Speech and language therapy for special-needs children can cost parents hundreds of dollars a week, but most private practices offering these services are not covered under health insurance.
“The reimbursement rate is so poor, it’s almost impossible for anyone to keep their doors open and take insurance,” said speech-language pathologist Kim Bell, owner of SPEECH PATHways in Westminster.
According to Bell, who is the president-elect of the Maryland Speech-Language-Hearing Association, communication disorders affect about 5 percent to 10 percent of people in the U.S., and many require years of therapy. Insurance companies that do reimburse patients for services typically provide only a fraction of the cost, she said.
After years of working with parents struggling to pay for services, Bell decided to create the SPEECH PATHways Foundation. It became a fund of the Community Foundation of Carroll County in December.
Parents will soon be able to apply for grants and scholarships through the foundation to pay for speech and language therapy at private practices in Carroll County and surrounding areas.
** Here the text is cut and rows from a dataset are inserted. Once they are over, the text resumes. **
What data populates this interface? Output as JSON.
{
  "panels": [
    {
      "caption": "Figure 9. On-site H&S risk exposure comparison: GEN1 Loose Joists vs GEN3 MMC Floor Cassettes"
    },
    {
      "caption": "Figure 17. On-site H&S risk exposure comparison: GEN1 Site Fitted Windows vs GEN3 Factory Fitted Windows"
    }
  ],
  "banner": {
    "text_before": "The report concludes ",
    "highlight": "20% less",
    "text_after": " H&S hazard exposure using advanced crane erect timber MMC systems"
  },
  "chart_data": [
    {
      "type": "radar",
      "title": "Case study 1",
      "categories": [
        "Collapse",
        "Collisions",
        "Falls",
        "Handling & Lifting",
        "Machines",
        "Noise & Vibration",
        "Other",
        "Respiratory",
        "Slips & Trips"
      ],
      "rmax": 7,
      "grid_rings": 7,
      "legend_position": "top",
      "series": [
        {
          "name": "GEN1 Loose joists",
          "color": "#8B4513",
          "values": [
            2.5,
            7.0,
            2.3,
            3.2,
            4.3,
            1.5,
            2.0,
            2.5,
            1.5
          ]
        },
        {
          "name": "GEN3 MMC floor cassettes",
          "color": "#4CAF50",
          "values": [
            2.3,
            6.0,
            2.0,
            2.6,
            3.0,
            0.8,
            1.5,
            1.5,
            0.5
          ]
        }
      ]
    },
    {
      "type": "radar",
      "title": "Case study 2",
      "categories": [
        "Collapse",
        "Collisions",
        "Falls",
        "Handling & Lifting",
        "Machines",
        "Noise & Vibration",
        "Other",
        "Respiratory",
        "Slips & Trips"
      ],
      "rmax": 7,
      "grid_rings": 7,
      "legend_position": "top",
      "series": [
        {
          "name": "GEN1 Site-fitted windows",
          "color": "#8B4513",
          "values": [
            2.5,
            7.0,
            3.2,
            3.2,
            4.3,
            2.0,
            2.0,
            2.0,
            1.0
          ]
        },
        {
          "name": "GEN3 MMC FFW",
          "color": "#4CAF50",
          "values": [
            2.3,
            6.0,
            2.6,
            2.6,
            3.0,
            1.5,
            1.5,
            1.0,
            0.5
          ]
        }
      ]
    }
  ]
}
Bell is looking for corporate sponsors and plans to hold a family fundraiser in late summer with adapted games for special-needs children and vendor booths with information on services.
She hopes to raise enough money to start providing full or partial scholarships by the end of this year; $4,000 to $5,000 would pay for a child to receive speech and language therapy once a week for an entire year, she said.
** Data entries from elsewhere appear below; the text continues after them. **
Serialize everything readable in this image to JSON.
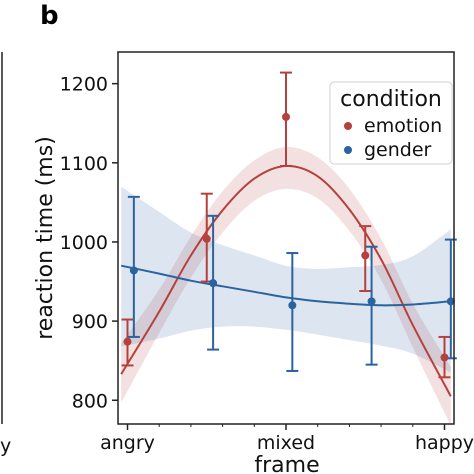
{
  "panel_letter": "b",
  "left_panel_fragment": "y",
  "colors": {
    "emotion": "#b5413e",
    "gender": "#2a63a0",
    "axis": "#222222"
  },
  "chart_data": {
    "type": "scatter",
    "title": "",
    "xlabel": "frame",
    "ylabel": "reaction time (ms)",
    "ylim": [
      770,
      1240
    ],
    "xlim": [
      -0.3,
      10.3
    ],
    "yticks": [
      800,
      900,
      1000,
      1100,
      1200
    ],
    "xticks": [
      {
        "x": 0,
        "label": "angry"
      },
      {
        "x": 5,
        "label": "mixed"
      },
      {
        "x": 10,
        "label": "happy"
      }
    ],
    "minor_xticks": [
      1,
      2,
      3,
      4,
      6,
      7,
      8,
      9
    ],
    "grid": false,
    "legend": {
      "title": "condition",
      "placement": "top-right"
    },
    "series": [
      {
        "name": "emotion",
        "color": "#b5413e",
        "points": [
          {
            "x": 0,
            "y": 874,
            "lo": 844,
            "hi": 902
          },
          {
            "x": 2.5,
            "y": 1004,
            "lo": 950,
            "hi": 1061
          },
          {
            "x": 5,
            "y": 1158,
            "lo": 1096,
            "hi": 1214
          },
          {
            "x": 7.5,
            "y": 983,
            "lo": 938,
            "hi": 1020
          },
          {
            "x": 10,
            "y": 854,
            "lo": 829,
            "hi": 880
          }
        ],
        "fit": [
          {
            "x": -0.2,
            "y": 833,
            "lo": 797,
            "hi": 872
          },
          {
            "x": 1,
            "y": 912,
            "lo": 885,
            "hi": 940
          },
          {
            "x": 2,
            "y": 983,
            "lo": 955,
            "hi": 1007
          },
          {
            "x": 3,
            "y": 1040,
            "lo": 1012,
            "hi": 1064
          },
          {
            "x": 4,
            "y": 1080,
            "lo": 1052,
            "hi": 1103
          },
          {
            "x": 5,
            "y": 1096,
            "lo": 1067,
            "hi": 1120
          },
          {
            "x": 6,
            "y": 1083,
            "lo": 1055,
            "hi": 1107
          },
          {
            "x": 7,
            "y": 1041,
            "lo": 1014,
            "hi": 1067
          },
          {
            "x": 8,
            "y": 978,
            "lo": 952,
            "hi": 1004
          },
          {
            "x": 9,
            "y": 895,
            "lo": 867,
            "hi": 922
          },
          {
            "x": 10.2,
            "y": 805,
            "lo": 768,
            "hi": 842
          }
        ]
      },
      {
        "name": "gender",
        "color": "#2a63a0",
        "points": [
          {
            "x": 0.2,
            "y": 964,
            "lo": 880,
            "hi": 1057
          },
          {
            "x": 2.7,
            "y": 948,
            "lo": 864,
            "hi": 1033
          },
          {
            "x": 5.2,
            "y": 920,
            "lo": 837,
            "hi": 986
          },
          {
            "x": 7.7,
            "y": 925,
            "lo": 845,
            "hi": 994
          },
          {
            "x": 10.2,
            "y": 925,
            "lo": 853,
            "hi": 1003
          }
        ],
        "fit": [
          {
            "x": -0.2,
            "y": 970,
            "lo": 868,
            "hi": 1070
          },
          {
            "x": 1,
            "y": 960,
            "lo": 878,
            "hi": 1038
          },
          {
            "x": 2,
            "y": 951,
            "lo": 888,
            "hi": 1012
          },
          {
            "x": 3,
            "y": 944,
            "lo": 893,
            "hi": 996
          },
          {
            "x": 4,
            "y": 937,
            "lo": 893,
            "hi": 983
          },
          {
            "x": 5,
            "y": 930,
            "lo": 889,
            "hi": 970
          },
          {
            "x": 6,
            "y": 925,
            "lo": 883,
            "hi": 966
          },
          {
            "x": 7,
            "y": 922,
            "lo": 876,
            "hi": 968
          },
          {
            "x": 8,
            "y": 920,
            "lo": 869,
            "hi": 971
          },
          {
            "x": 9,
            "y": 921,
            "lo": 859,
            "hi": 982
          },
          {
            "x": 10.2,
            "y": 925,
            "lo": 835,
            "hi": 1016
          }
        ]
      }
    ]
  }
}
However, some children with developmental disabilities require more frequent therapy sessions, according to Christine Rabor, a health-care analytics and contracting specialist who serves on the foundation’s advisory board.
Rabor’s daughter, Taylor, was diagnosed at 18 months with global apraxia, a neurological disorder that makes it difficult to carry out movements and gestures, including those needed to communicate.
In January, 8-year-old Taylor began attending Chesapeake Speech School in Elkridge paid for by the Carroll County Public Schools. Previously, her parents had to pay $300 to $500 a week for private therapy outside of Hampstead Elementary School because therapy provided by the schools must be relevant to the child’s education, Rabor said.
“If the teacher says they can understand a child, then that child may not qualify for speech therapy,” she said.
Bell said the foundation also will act as an advocate for children with communication disorders, lobbying governmental agencies to increase access to therapy services for children.
“Communication is really the turning point for anyone. It’s a vital part of human nature,” Bell said.